Hole-y roads, Batman, my commute
Regional impacts on commuting infrastructure continue unabated.
There was that situation with the West Seattle Bridge. Broken buses and a bus driver shortage struck, on top of service changes due to a pandemic-related drop in ridership. A hole above the Westlake light rail station created delays, and a rather large hole opened up on an onramp to Highway 99. Capitol Hill Seattle blog has been keeping a watchful eye on the sinkhole on Interlaken, which is getting bigger for no known reason.
The issue at Westlake was solved relatively quickly, with both light rail tracks operational by May 8. The state reported that the gap on the onramp was repaired faster than expected, roughly a week after it was first discovered by unhappy drivers.
The bus situation will take longer to fix. According to an April 19 presentation to the Regional Transit Committee, 122 routes have reductions or suspensions totaling 572,766 service hours, some of which were funded by the city of Seattle and others funded at the county level. As of November 2022, when the most recent county budget was approved, Metro was operating at 90 percent of pre-pandemic service while transporting about 50 percent of the pre-pandemic daily ridership.
ICE flights resume in King County
After a four-year hiatus, flights transporting undocumented immigrants out of King County resumed on May 2, according to a post from the University of Washington Center for Human Rights (UWCHR).
The practice involves transporting detainees from the Northwest Detention Center to Boeing Field, from where they are taken elsewhere — a previous flight brought people to Guatemala. Researchers identified the plane as an “ICE Air” flight by its tail number and other features. It landed at El Paso International Airport in Texas.
The practice of using Boeing Field — which is owned by King County — ended briefly when King County Executive Dow Constantine barred Immigration and Customs Enforcement (ICE) from using the facility. A federal judge overturned that order in 2019, but flights did not resume until last week.

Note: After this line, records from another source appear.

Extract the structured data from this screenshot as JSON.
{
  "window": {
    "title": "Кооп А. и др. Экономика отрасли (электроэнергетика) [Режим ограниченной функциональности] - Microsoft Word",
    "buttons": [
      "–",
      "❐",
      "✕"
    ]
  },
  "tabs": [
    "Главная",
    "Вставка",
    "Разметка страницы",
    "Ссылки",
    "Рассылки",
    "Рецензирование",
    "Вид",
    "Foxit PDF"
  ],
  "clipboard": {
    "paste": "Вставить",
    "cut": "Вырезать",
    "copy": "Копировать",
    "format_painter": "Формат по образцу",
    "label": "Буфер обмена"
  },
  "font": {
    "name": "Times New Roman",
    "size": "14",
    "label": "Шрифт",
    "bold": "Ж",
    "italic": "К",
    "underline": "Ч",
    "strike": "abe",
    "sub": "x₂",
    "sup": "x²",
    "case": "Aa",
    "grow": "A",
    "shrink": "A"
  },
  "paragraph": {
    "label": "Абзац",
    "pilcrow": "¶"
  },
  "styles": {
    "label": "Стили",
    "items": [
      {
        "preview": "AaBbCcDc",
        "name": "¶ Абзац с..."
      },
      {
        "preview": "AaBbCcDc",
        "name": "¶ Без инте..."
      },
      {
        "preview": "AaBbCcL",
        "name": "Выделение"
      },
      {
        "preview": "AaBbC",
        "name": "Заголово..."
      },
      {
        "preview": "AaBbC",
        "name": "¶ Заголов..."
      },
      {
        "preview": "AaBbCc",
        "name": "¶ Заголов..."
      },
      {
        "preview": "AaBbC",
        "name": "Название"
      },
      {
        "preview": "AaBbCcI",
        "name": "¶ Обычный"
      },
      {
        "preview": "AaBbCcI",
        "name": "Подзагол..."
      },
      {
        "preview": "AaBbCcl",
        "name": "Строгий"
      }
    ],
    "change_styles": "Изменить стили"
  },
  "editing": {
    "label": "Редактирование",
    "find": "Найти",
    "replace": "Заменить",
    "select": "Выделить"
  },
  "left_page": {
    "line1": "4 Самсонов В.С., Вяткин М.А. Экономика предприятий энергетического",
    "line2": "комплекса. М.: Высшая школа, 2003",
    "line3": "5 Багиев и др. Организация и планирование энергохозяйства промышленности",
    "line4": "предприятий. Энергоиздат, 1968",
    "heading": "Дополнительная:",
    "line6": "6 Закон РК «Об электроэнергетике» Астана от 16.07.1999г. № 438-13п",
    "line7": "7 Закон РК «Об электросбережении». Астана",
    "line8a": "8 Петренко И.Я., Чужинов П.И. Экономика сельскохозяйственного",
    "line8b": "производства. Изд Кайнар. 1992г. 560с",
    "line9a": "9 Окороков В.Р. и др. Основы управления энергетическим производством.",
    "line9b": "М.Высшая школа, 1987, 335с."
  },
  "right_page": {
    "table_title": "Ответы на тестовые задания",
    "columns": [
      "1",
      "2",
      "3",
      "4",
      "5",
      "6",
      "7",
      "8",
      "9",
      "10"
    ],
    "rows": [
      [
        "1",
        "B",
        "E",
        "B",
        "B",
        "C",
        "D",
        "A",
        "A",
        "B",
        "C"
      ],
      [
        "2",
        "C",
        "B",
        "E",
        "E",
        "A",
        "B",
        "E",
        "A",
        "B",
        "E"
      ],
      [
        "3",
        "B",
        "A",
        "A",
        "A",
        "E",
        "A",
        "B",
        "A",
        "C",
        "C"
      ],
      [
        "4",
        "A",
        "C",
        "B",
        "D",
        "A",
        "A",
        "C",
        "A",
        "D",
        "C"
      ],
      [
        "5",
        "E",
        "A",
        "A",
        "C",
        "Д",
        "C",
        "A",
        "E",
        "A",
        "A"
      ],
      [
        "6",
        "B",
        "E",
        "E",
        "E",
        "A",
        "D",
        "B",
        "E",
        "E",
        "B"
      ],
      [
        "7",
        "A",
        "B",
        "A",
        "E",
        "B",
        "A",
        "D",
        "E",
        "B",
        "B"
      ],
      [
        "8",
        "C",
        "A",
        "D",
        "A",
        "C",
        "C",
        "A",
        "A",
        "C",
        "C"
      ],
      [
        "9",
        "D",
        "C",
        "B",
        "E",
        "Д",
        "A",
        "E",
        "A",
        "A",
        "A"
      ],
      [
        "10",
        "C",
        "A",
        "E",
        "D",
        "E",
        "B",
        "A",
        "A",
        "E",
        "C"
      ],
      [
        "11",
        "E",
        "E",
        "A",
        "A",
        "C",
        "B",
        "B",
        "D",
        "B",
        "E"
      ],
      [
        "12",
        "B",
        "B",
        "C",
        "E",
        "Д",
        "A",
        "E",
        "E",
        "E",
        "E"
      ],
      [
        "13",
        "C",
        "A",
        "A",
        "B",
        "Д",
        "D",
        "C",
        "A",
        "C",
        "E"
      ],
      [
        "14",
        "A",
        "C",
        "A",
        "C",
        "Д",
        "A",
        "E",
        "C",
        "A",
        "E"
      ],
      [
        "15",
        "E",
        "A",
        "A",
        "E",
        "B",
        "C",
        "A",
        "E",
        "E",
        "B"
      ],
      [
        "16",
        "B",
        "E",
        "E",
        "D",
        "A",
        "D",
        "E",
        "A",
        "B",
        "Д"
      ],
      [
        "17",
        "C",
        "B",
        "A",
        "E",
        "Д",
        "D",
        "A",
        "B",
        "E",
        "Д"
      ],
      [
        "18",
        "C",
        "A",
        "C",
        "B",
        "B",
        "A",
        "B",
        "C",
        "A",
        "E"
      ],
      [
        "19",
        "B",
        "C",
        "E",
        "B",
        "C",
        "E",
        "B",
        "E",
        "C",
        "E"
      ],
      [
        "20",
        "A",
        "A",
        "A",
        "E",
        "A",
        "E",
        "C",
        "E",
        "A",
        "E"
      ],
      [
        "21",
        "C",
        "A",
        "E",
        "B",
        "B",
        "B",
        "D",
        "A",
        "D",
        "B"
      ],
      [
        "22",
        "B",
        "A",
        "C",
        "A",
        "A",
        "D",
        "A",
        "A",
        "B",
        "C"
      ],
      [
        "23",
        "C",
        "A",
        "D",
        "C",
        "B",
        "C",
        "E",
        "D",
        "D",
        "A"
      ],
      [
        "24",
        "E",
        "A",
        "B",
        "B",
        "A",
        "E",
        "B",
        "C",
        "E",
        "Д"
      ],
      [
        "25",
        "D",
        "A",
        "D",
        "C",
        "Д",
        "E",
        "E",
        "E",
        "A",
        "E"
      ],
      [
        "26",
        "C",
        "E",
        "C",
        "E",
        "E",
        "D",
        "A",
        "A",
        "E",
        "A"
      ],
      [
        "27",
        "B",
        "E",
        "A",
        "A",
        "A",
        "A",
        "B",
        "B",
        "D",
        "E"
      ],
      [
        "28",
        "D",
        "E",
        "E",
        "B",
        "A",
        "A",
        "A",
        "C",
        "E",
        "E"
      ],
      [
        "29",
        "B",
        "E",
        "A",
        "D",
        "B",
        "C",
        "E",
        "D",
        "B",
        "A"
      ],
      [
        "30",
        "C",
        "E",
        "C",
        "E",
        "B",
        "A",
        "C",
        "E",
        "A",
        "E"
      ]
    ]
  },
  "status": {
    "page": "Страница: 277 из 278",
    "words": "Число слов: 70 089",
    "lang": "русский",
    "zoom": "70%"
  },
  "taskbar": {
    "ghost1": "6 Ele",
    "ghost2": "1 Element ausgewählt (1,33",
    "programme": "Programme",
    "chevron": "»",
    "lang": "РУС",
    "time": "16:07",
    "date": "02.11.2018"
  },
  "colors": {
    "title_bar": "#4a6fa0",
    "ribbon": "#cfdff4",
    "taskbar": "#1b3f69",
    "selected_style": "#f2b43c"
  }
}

According to the post, members of La Resistencia — an advocacy organization that focuses on the rights of undocumented immigrants and detainees at the detention center — were there to record a white van bringing people to the airplane. They were unsure, at the time, of the number of people who boarded the flight.
Federal judges have ruled against attempts to ban the flights or shut down detention facilities, most recently in California, but the state is taking steps to improve conditions in the facilities, wrote Angelina Snodgrass Godoy, UWCHR’s founding director, in the South Seattle Emerald.
The National Weather Service (NWS) forecasted potentially record-breaking temperatures for Mother’s Day weekend, conditions that could spell danger for vulnerable groups unable to escape the heat.
The week started out cool — barely breaking 60 degrees on Monday, May 8 — but temperatures are expected to climb steadily through the week and into the weekend, with a 40 percent chance of temps topping 90 degrees by Sunday, May 14.
According to NWS, the Seattle record for that Sunday was 88 degrees in 2018.
The city and region are notoriously short on air conditioning. According to the 2019 U.S. Census Bureau American Housing Survey, of the 1.5 million homes in the Seattle-Bellevue-Tacoma area, approximately 44 percent had air conditioning.
Places for people without air conditioning to escape the heat are few and far between. Branches of the Seattle Public Library system are popular places to find refuge, although some older locations — such as the University Branch — also lack it. In the last major heatwave in 2022, that branch and eight others shut down to the public.
Extreme heat is particularly dangerous for the young, the old and medically vulnerable people, including people experiencing homelessness. Such conditions can cause heat cramps, heat exhaustion and heat stroke, as well as trigger other health events such as heart attacks, strokes and respiratory illness, according to the Seattle Office of Emergency Management.
Things are likely to get worse as time goes on — climate change is “weirding” local weather, making weather events more extreme.
Quite the shock
A hydroelectric dam company will pay $1 million in fines and restitution after a Pierce County Superior Court judge found that the company had allowed workers to put materials containing toxic chemicals into the Puyallup River riverbed.
The suit, brought by the state Attorney General’s Office (AGO), found that Electron Hydro Chief Operating Officer Thom Fischer allowed workers to put artificial turf and crumb rubber into the river. The river was then diverted, causing damage that resulted in materials flowing into the river for 10 days.
Charges against the company alleged that Electron Hydro had violated various measures including the Water Pollution Control Act, Fish and Wildlife Enforcement Code, Shoreline Management Act and Pierce County Code, according to a press release from the AGO.
Fischer and the company pleaded guilty to a gross misdemeanor violation. Electron Hydro will pay $250,000 to Pierce County and $745,000 to the Puyallup Tribal Fisheries. Fischer will pay $5,000 to Pierce County.
According to the AGO, this may be the largest amount for an environmental crime that the state of Washington has ever won.
Ashley Archibald is the editor of Real Change News.